Over the past few days I've spoken to several people who tell me that, in spite of the recession and the high unemployment rate, they still have trouble recruiting "good people" so I've decided to post "There's No Whining In Recruiting" which first ran in the "Higginbotham At Large" newspaper column March 22, 2008.
There's No Whining In Recruiting.
Management can’t control the recruitment and selection process then whine about the low quality and poor performance of the people they hire. Everywhere I go, business owners and managers are complaining that today’s job applicants don’t have the right skills, don’t have the right experience, can’t pass a drug test and can’t pass a background check. And don’t get me started on what they say about “Millennials.”
“The right people” are out there. Your competitors are hiring them. If you’re not hiring your share of “the right people,” then stop micro-managing the sales guy and devote some time and thought to figuring out recruiting. Why do you think your company is paying you the big bucks? If you can’t recruit and hire the right people, you can’t manage.
Some common recruiting mistakes:
1. Relying solely on “passive,” advertising-based recruitment. Sometimes the talent you’d like to hire hasn’t written a résumé and isn’t reading job ads. If your so-called “recruiter” simply runs ads then waits for self-selected and unemployed people to send in résumés, you aren’t even getting to talk to people who aren’t looking for a job.

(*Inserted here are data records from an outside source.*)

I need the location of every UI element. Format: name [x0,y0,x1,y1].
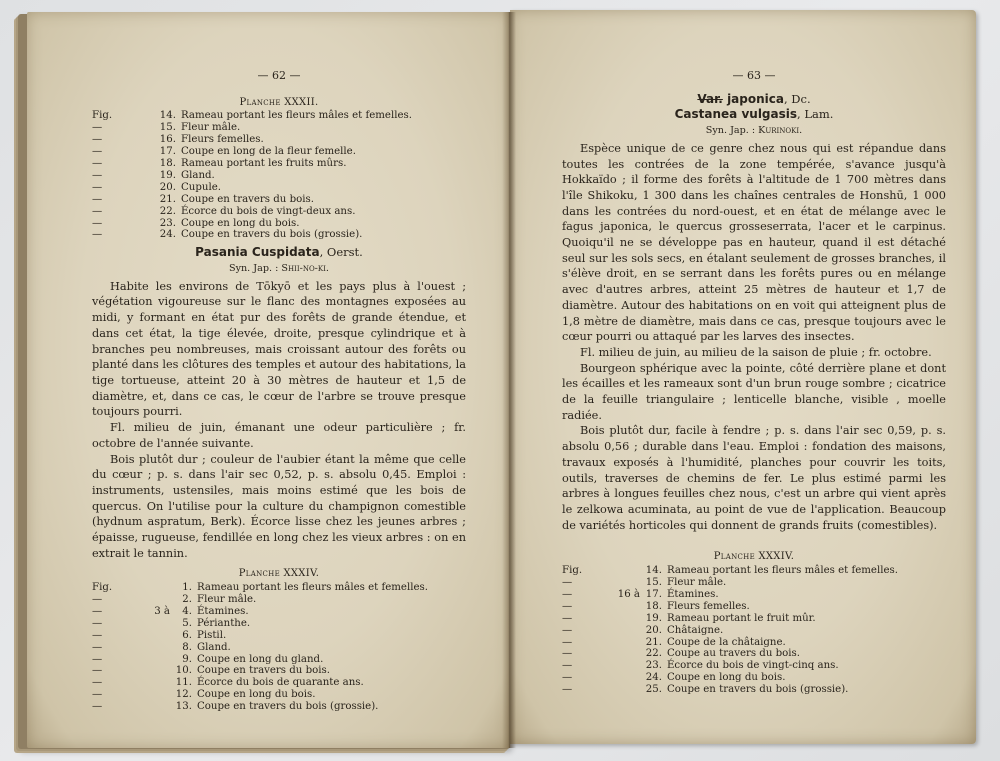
figure-list: Fig.1.Rameau portant les fleurs mâles et… [92,582,466,713]
fig-num: 11. [174,677,197,689]
fig-prefix: — [92,654,130,666]
fig-num: 5. [174,618,197,630]
japanese-synonym: Syn. Jap. : Kurinoki. [562,123,946,139]
fig-range [130,701,174,713]
fig-text: Coupe en long du bois. [667,672,786,684]
fig-num: 15. [644,577,667,589]
fig-range [600,565,644,577]
fig-num: 22. [158,206,181,218]
fig-num: 4. [174,606,197,618]
figure-list-item: —19.Rameau portant le fruit mûr. [562,613,946,625]
fig-range [130,170,158,182]
fig-num: 20. [158,182,181,194]
fig-prefix: — [562,577,600,589]
fig-prefix: — [562,637,600,649]
figure-list-item: —3 à4.Étamines. [92,606,466,618]
figure-list-item: —18.Rameau portant les fruits mûrs. [92,158,466,170]
fig-prefix: — [92,182,130,194]
figure-list-item: —20.Châtaigne. [562,625,946,637]
fig-text: Coupe en long de la fleur femelle. [181,146,356,158]
fig-prefix: — [562,672,600,684]
fig-range: 16 à [600,589,644,601]
fig-range [600,625,644,637]
figure-list-item: —5.Périanthe. [92,618,466,630]
fig-range [600,660,644,672]
page-number: — 63 — [562,68,946,84]
figure-list-item: —8.Gland. [92,642,466,654]
figure-list-item: Fig.14.Rameau portant les fleurs mâles e… [562,565,946,577]
figure-list-item: Fig.14.Rameau portant les fleurs mâles e… [92,110,466,122]
fig-prefix: — [92,134,130,146]
fig-prefix: — [92,630,130,642]
variety-name: japonica [727,92,784,106]
fig-num: 25. [644,684,667,696]
fig-prefix: — [92,146,130,158]
fig-prefix: — [562,613,600,625]
fig-prefix: — [92,665,130,677]
fig-prefix: — [92,229,130,241]
fig-prefix: — [92,122,130,134]
fig-num: 1. [174,582,197,594]
fig-range [130,642,174,654]
species-author: , Oerst. [320,245,363,259]
fig-text: Coupe en travers du bois (grossie). [197,701,378,713]
paragraph: Fl. milieu de juin, émanant une odeur pa… [92,420,466,451]
fig-text: Gland. [181,170,215,182]
fig-text: Coupe en long du bois. [197,689,316,701]
figure-list-item: —24.Coupe en travers du bois (grossie). [92,229,466,241]
right-page-content: — 63 — Var. japonica, Dc. Castanea vulga… [562,68,946,696]
fig-text: Étamines. [667,589,719,601]
fig-text: Fleurs femelles. [667,601,750,613]
fig-num: 21. [158,194,181,206]
fig-range [130,218,158,230]
fig-text: Cupule. [181,182,221,194]
fig-range [600,672,644,684]
fig-num: 8. [174,642,197,654]
fig-prefix: — [562,684,600,696]
fig-text: Fleur mâle. [667,577,726,589]
fig-text: Écorce du bois de vingt-cinq ans. [667,660,839,672]
fig-num: 16. [158,134,181,146]
fig-prefix: — [92,677,130,689]
fig-prefix: — [562,589,600,601]
fig-range [130,654,174,666]
fig-num: 17. [158,146,181,158]
page-number: — 62 — [92,68,466,84]
fig-text: Rameau portant les fleurs mâles et femel… [181,110,412,122]
figure-list-item: —23.Écorce du bois de vingt-cinq ans. [562,660,946,672]
figure-list-item: —17.Coupe en long de la fleur femelle. [92,146,466,158]
fig-num: 14. [644,565,667,577]
paragraph: Fl. milieu de juin, au milieu de la sais… [562,345,946,361]
figure-list: Fig.14.Rameau portant les fleurs mâles e… [562,565,946,696]
fig-text: Rameau portant les fruits mûrs. [181,158,346,170]
figure-list-item: —15.Fleur mâle. [92,122,466,134]
fig-text: Pistil. [197,630,226,642]
fig-range [130,134,158,146]
fig-range [130,182,158,194]
fig-num: 17. [644,589,667,601]
paragraph: Bois plutôt dur ; couleur de l'aubier ét… [92,452,466,562]
variety-heading: Var. japonica, Dc. [562,92,946,108]
fig-num: 19. [158,170,181,182]
fig-prefix: — [562,601,600,613]
fig-range [600,648,644,660]
fig-range [130,618,174,630]
figure-list-item: —21.Coupe de la châtaigne. [562,637,946,649]
species-heading: Castanea vulgasis, Lam. [562,107,946,123]
fig-num: 10. [174,665,197,677]
variety-author: , Dc. [784,92,811,106]
fig-num: 22. [644,648,667,660]
fig-num: 24. [644,672,667,684]
fig-num: 12. [174,689,197,701]
fig-prefix: — [92,689,130,701]
fig-range: 3 à [130,606,174,618]
figure-list-item: —16.Fleurs femelles. [92,134,466,146]
fig-text: Écorce du bois de quarante ans. [197,677,364,689]
species-name: Castanea vulgasis [675,107,797,121]
figure-list-item: —19.Gland. [92,170,466,182]
fig-range [130,677,174,689]
figure-list-item: —9.Coupe en long du gland. [92,654,466,666]
species-name: Pasania Cuspidata [195,245,319,259]
fig-text: Coupe en travers du bois (grossie). [181,229,362,241]
fig-range [130,122,158,134]
paragraph: Habite les environs de Tōkyō et les pays… [92,279,466,420]
fig-range [130,582,174,594]
figure-list-item: —12.Coupe en long du bois. [92,689,466,701]
fig-num: 18. [158,158,181,170]
plate-title: Planche XXXII. [92,95,466,111]
fig-range [130,594,174,606]
fig-text: Coupe en travers du bois (grossie). [667,684,848,696]
fig-text: Coupe en travers du bois. [197,665,330,677]
paragraph: Bois plutôt dur, facile à fendre ; p. s.… [562,423,946,533]
fig-range [600,601,644,613]
fig-range [130,158,158,170]
fig-num: 21. [644,637,667,649]
figure-list-item: —11.Écorce du bois de quarante ans. [92,677,466,689]
fig-prefix: — [562,648,600,660]
figure-list-item: —22.Coupe au travers du bois. [562,648,946,660]
fig-prefix: Fig. [92,110,130,122]
figure-list-item: —16 à17.Étamines. [562,589,946,601]
paragraph: Espèce unique de ce genre chez nous qui … [562,141,946,345]
fig-num: 6. [174,630,197,642]
fig-prefix: — [92,642,130,654]
fig-text: Rameau portant le fruit mûr. [667,613,816,625]
paragraph: Bourgeon sphérique avec la pointe, côté … [562,361,946,424]
figure-list-item: —18.Fleurs femelles. [562,601,946,613]
figure-list-item: —6.Pistil. [92,630,466,642]
fig-range [130,194,158,206]
fig-range [130,689,174,701]
fig-num: 20. [644,625,667,637]
fig-prefix: — [562,625,600,637]
fig-text: Fleur mâle. [197,594,256,606]
fig-range [130,665,174,677]
fig-text: Châtaigne. [667,625,723,637]
figure-list-item: —25.Coupe en travers du bois (grossie). [562,684,946,696]
fig-text: Coupe en travers du bois. [181,194,314,206]
fig-range [600,637,644,649]
fig-range [130,146,158,158]
fig-range [600,577,644,589]
fig-text: Périanthe. [197,618,250,630]
species-author: , Lam. [797,107,833,121]
fig-prefix: — [92,701,130,713]
plate-title: Planche XXXIV. [562,549,946,565]
fig-prefix: — [92,206,130,218]
fig-prefix: — [92,594,130,606]
book-gutter [502,12,516,748]
fig-text: Étamines. [197,606,249,618]
plate-title: Planche XXXIV. [92,566,466,582]
fig-num: 23. [158,218,181,230]
fig-prefix: — [92,606,130,618]
fig-prefix: — [92,218,130,230]
fig-num: 14. [158,110,181,122]
fig-text: Écorce du bois de vingt-deux ans. [181,206,355,218]
fig-text: Coupe en long du bois. [181,218,300,230]
fig-prefix: — [92,194,130,206]
fig-text: Rameau portant les fleurs mâles et femel… [667,565,898,577]
species-heading: Pasania Cuspidata, Oerst. [92,245,466,261]
fig-prefix: Fig. [92,582,130,594]
left-page-content: — 62 — Planche XXXII. Fig.14.Rameau port… [92,68,466,713]
figure-list-item: —13.Coupe en travers du bois (grossie). [92,701,466,713]
fig-text: Rameau portant les fleurs mâles et femel… [197,582,428,594]
fig-text: Coupe au travers du bois. [667,648,800,660]
figure-list-item: —2.Fleur mâle. [92,594,466,606]
fig-num: 23. [644,660,667,672]
fig-text: Gland. [197,642,231,654]
figure-list-item: —15.Fleur mâle. [562,577,946,589]
fig-prefix: — [92,158,130,170]
fig-range [130,229,158,241]
fig-num: 9. [174,654,197,666]
fig-num: 19. [644,613,667,625]
fig-prefix: — [92,618,130,630]
fig-text: Fleurs femelles. [181,134,264,146]
fig-prefix: — [562,660,600,672]
fig-range [130,206,158,218]
fig-num: 15. [158,122,181,134]
figure-list-item: —20.Cupule. [92,182,466,194]
fig-range [600,684,644,696]
fig-text: Coupe de la châtaigne. [667,637,786,649]
japanese-synonym: Syn. Jap. : Shii-no-ki. [92,261,466,277]
figure-list: Fig.14.Rameau portant les fleurs mâles e… [92,110,466,241]
figure-list-item: —23.Coupe en long du bois. [92,218,466,230]
fig-num: 18. [644,601,667,613]
figure-list-item: Fig.1.Rameau portant les fleurs mâles et… [92,582,466,594]
fig-prefix: — [92,170,130,182]
figure-list-item: —21.Coupe en travers du bois. [92,194,466,206]
fig-num: 2. [174,594,197,606]
struck-prefix: Var. [697,92,723,106]
fig-range [130,110,158,122]
fig-num: 24. [158,229,181,241]
figure-list-item: —10.Coupe en travers du bois. [92,665,466,677]
fig-range [600,613,644,625]
fig-range [130,630,174,642]
figure-list-item: —24.Coupe en long du bois. [562,672,946,684]
figure-list-item: —22.Écorce du bois de vingt-deux ans. [92,206,466,218]
fig-text: Fleur mâle. [181,122,240,134]
fig-prefix: Fig. [562,565,600,577]
fig-num: 13. [174,701,197,713]
fig-text: Coupe en long du gland. [197,654,323,666]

2. Treating recruitment like it’s a Monday through Friday, 9-to-5 job. You’re the one with the need, so why should job applicants have to take a vacation day, miss an hour and a half of pay, lie about their whereabouts or call in sick to interview with one of your 9-to-5, Monday through Friday recruiters? And do you really want to hire someone who called in sick or lied to her boss to interview with you? If you aren’t willing to come in early, stay late or schedule some interviews on the weekend, then maybe you shouldn’t be in management, because management means working whenever necessary to achieve the desired results. You don’t get to control the recruitment/hiring process, then whine about the results you achieve. There’s no whining in management.
While we’re talking about hours, let’s talk about those job fairs some of you like so much. Like managers, job fairs should work the hours necessary to deliver the desired results. Most job fairs are designed to deliver only those job candidates who can be at a hotel or convention center during normal business hours. Some of the people you’d like to recruit are working during the job fair and can’t take time to come downtown, find a place to park, and wait in line to talk to a “recruiter” because your booth is understaffed. And after all that, too often the person in the booth is grumpy and doesn’t seem to know she’s there to recruit people. Not only are these job fairs always held during normal business hours when much of the potential talent pool is at work, the so-called “recruiters” behave as if they consider job fair duty as some kind of punishment. The next time a radio station or newspaper tries to sell you a booth at a job fair designed to deliver only unemployed people and people who can come downtown between the hours of 10 and 5, act like a manager and tell the job fair seller you need a job fair that is open in the evenings or on weekends. Managers get paid the big bucks to buy what the company needs, not what it’s convenient for somebody to sell you. If management demands recruitment solutions that deliver a previously untapped share of the potential candidate pool, somebody will sell it. Good managers don’t squander company resources on job fairs that don’t deliver the right applicants.
3. Pre-judging what a jobseeker might do or how much she might do it for. I’ve recruited some people who happily took huge pay cuts to work for my client. It’s not always about the money. Here’s some top secret, headhunter stuff: you can’t tell what a candidate might do, where she might do it or how much she’ll do it for by looking at her résumé. I once got an engineer to (happily) take a nearly 20 percent pay cut because the job I was offering him was simply more interesting to him than the job he had. The employer calls him “Superman,” because there’s almost no kind of civil engineering this guy can’t do, unless his employer won’t let him do it — which is why I was able to recruit him. You can’t tell by looking at them. If there’s something wrong with your offer, what’s the worst that can happen? The candidate might say no. But she might say yes.
4. Entrusting recruitment to unqualified people. A recruiter at one of Lexington’s largest employers once admitted to me he felt like a “fraud” because he didn’t even understand most of his company’s job descriptions, never mind what skills and qualifications he should be looking for in candidates.
“The right people” are out there. Your competitors are hiring them. If you’re not getting your share, stop whining. There’s no whining in recruitment when you control the recruitment and selection process. If you can’t recruit and hire “the right people,” you can’t manage.